What would a monument for the Schilderswijk look like? That question was put to artist couple Axel and Helena van der Kraan. During their research, the duo came across many lists. The 'peeling horse' was often listed first. Much of the old disappeared from the neighbourhood: houses, shops, peelings collectors, ragpickers. Much came in its place, certainly. But the 'peeling horse' stood for the irreversible, it became the symbol of that which never returns. The question was thus answered. In 1989, the Van der Kraans designed 'The Schillenpaard of the Schilderswijk'.

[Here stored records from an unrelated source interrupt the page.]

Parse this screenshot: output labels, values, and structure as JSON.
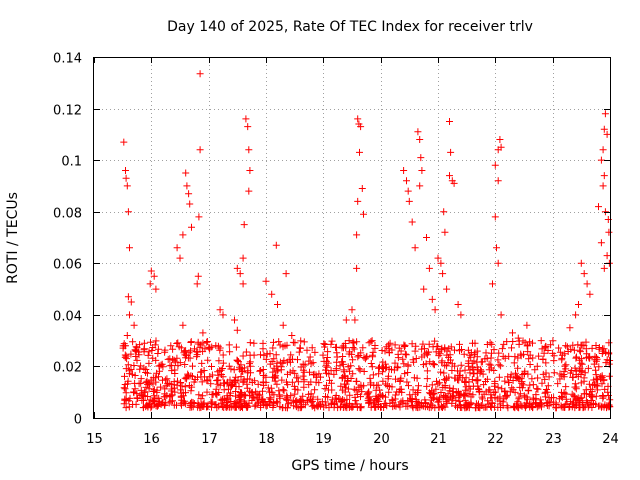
{
  "chart_data": {
    "type": "scatter",
    "title": "Day 140 of 2025, Rate Of TEC Index for receiver trlv",
    "xlabel": "GPS time / hours",
    "ylabel": "ROTI / TECUs",
    "xlim": [
      15,
      24
    ],
    "ylim": [
      0,
      0.14
    ],
    "xticks": [
      "15",
      "16",
      "17",
      "18",
      "19",
      "20",
      "21",
      "22",
      "23",
      "24"
    ],
    "yticks": [
      "0",
      "0.02",
      "0.04",
      "0.06",
      "0.08",
      "0.1",
      "0.12",
      "0.14"
    ],
    "grid": true,
    "marker": "plus",
    "color": "#ff0000",
    "series": [
      {
        "name": "ROTI",
        "points": [
          [
            15.52,
            0.107
          ],
          [
            15.55,
            0.096
          ],
          [
            15.56,
            0.093
          ],
          [
            15.58,
            0.09
          ],
          [
            15.6,
            0.08
          ],
          [
            15.62,
            0.066
          ],
          [
            15.6,
            0.047
          ],
          [
            15.62,
            0.04
          ],
          [
            15.58,
            0.032
          ],
          [
            15.55,
            0.028
          ],
          [
            15.65,
            0.045
          ],
          [
            15.7,
            0.036
          ],
          [
            16.0,
            0.057
          ],
          [
            16.05,
            0.055
          ],
          [
            16.08,
            0.05
          ],
          [
            15.98,
            0.052
          ],
          [
            16.45,
            0.066
          ],
          [
            16.5,
            0.062
          ],
          [
            16.55,
            0.071
          ],
          [
            16.6,
            0.095
          ],
          [
            16.62,
            0.09
          ],
          [
            16.65,
            0.087
          ],
          [
            16.67,
            0.083
          ],
          [
            16.7,
            0.074
          ],
          [
            16.8,
            0.052
          ],
          [
            16.82,
            0.055
          ],
          [
            16.85,
            0.1335
          ],
          [
            16.85,
            0.104
          ],
          [
            16.83,
            0.078
          ],
          [
            16.55,
            0.036
          ],
          [
            16.9,
            0.033
          ],
          [
            17.2,
            0.042
          ],
          [
            17.25,
            0.04
          ],
          [
            17.45,
            0.038
          ],
          [
            17.5,
            0.034
          ],
          [
            17.5,
            0.058
          ],
          [
            17.55,
            0.056
          ],
          [
            17.6,
            0.052
          ],
          [
            17.65,
            0.116
          ],
          [
            17.68,
            0.113
          ],
          [
            17.7,
            0.104
          ],
          [
            17.72,
            0.096
          ],
          [
            17.7,
            0.088
          ],
          [
            17.62,
            0.075
          ],
          [
            17.6,
            0.062
          ],
          [
            18.0,
            0.053
          ],
          [
            18.1,
            0.048
          ],
          [
            18.18,
            0.067
          ],
          [
            18.2,
            0.044
          ],
          [
            18.35,
            0.056
          ],
          [
            18.3,
            0.036
          ],
          [
            18.45,
            0.032
          ],
          [
            18.6,
            0.027
          ],
          [
            19.4,
            0.038
          ],
          [
            19.45,
            0.03
          ],
          [
            19.5,
            0.042
          ],
          [
            19.55,
            0.038
          ],
          [
            19.58,
            0.058
          ],
          [
            19.6,
            0.116
          ],
          [
            19.62,
            0.114
          ],
          [
            19.65,
            0.113
          ],
          [
            19.63,
            0.103
          ],
          [
            19.68,
            0.089
          ],
          [
            19.6,
            0.084
          ],
          [
            19.58,
            0.071
          ],
          [
            19.7,
            0.079
          ],
          [
            19.85,
            0.03
          ],
          [
            19.9,
            0.027
          ],
          [
            20.4,
            0.096
          ],
          [
            20.45,
            0.092
          ],
          [
            20.48,
            0.088
          ],
          [
            20.5,
            0.084
          ],
          [
            20.55,
            0.076
          ],
          [
            20.6,
            0.066
          ],
          [
            20.65,
            0.111
          ],
          [
            20.68,
            0.108
          ],
          [
            20.7,
            0.101
          ],
          [
            20.72,
            0.096
          ],
          [
            20.68,
            0.09
          ],
          [
            20.8,
            0.07
          ],
          [
            20.85,
            0.058
          ],
          [
            20.75,
            0.05
          ],
          [
            20.9,
            0.046
          ],
          [
            20.95,
            0.042
          ],
          [
            21.0,
            0.062
          ],
          [
            21.05,
            0.06
          ],
          [
            21.08,
            0.056
          ],
          [
            21.1,
            0.08
          ],
          [
            21.12,
            0.072
          ],
          [
            21.2,
            0.115
          ],
          [
            21.22,
            0.103
          ],
          [
            21.2,
            0.094
          ],
          [
            21.25,
            0.092
          ],
          [
            21.28,
            0.091
          ],
          [
            21.15,
            0.05
          ],
          [
            21.35,
            0.044
          ],
          [
            21.4,
            0.04
          ],
          [
            22.0,
            0.098
          ],
          [
            22.05,
            0.104
          ],
          [
            22.08,
            0.108
          ],
          [
            22.1,
            0.105
          ],
          [
            22.05,
            0.092
          ],
          [
            22.0,
            0.078
          ],
          [
            22.02,
            0.066
          ],
          [
            22.05,
            0.06
          ],
          [
            21.95,
            0.052
          ],
          [
            22.1,
            0.04
          ],
          [
            22.3,
            0.033
          ],
          [
            22.4,
            0.031
          ],
          [
            22.55,
            0.036
          ],
          [
            22.8,
            0.03
          ],
          [
            23.5,
            0.06
          ],
          [
            23.55,
            0.056
          ],
          [
            23.6,
            0.052
          ],
          [
            23.65,
            0.048
          ],
          [
            23.3,
            0.035
          ],
          [
            23.4,
            0.04
          ],
          [
            23.45,
            0.044
          ],
          [
            23.8,
            0.082
          ],
          [
            23.85,
            0.068
          ],
          [
            23.9,
            0.094
          ],
          [
            23.88,
            0.09
          ],
          [
            23.92,
            0.08
          ],
          [
            23.85,
            0.1
          ],
          [
            23.88,
            0.104
          ],
          [
            23.9,
            0.112
          ],
          [
            23.92,
            0.118
          ],
          [
            23.95,
            0.11
          ],
          [
            23.97,
            0.077
          ],
          [
            23.98,
            0.072
          ],
          [
            23.95,
            0.063
          ],
          [
            23.99,
            0.06
          ],
          [
            23.9,
            0.058
          ]
        ]
      }
    ],
    "dense_band": {
      "description": "dense background of points",
      "x_range": [
        15.5,
        24.0
      ],
      "y_range": [
        0.004,
        0.03
      ],
      "count": 1600,
      "seed": 140
    }
  }
}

Does the ideal workhorse in the Hannemanplantsoen reflect a nostalgic feeling or a critical comment? It reminds one of times gone by and evokes a sense of nostalgia. The peeling collector, who came to the houses by horse and cart, disappeared from the street decades ago. In the image, one can recognise the horse that trudged in front of the cart.

Yet the Van der Kraans' did not stop there. Their art is permeated with pessimistic mockery and a pessimistic view of mankind. In the early eighties of the 20th century, they made wooden, monotonously moving dolls, with which they commented on mechanically acting man. Their later knights, soldiers and tanks are an undisguised criticism of violence and aggression.

Behind the romantic image that the stylised, well-proportioned work horse evokes, there is a mild commentary from the artists. Here the criticism is much more friendly in tone than in their other work, but we can still taste the hopelessness and sadness. For the horse stands sadly with its head down. The animal may have been relieved of its duties and be worshipped on its high plinth as the primal form of the 'peeling horse', but it also embodies the poverty and hardship of its time.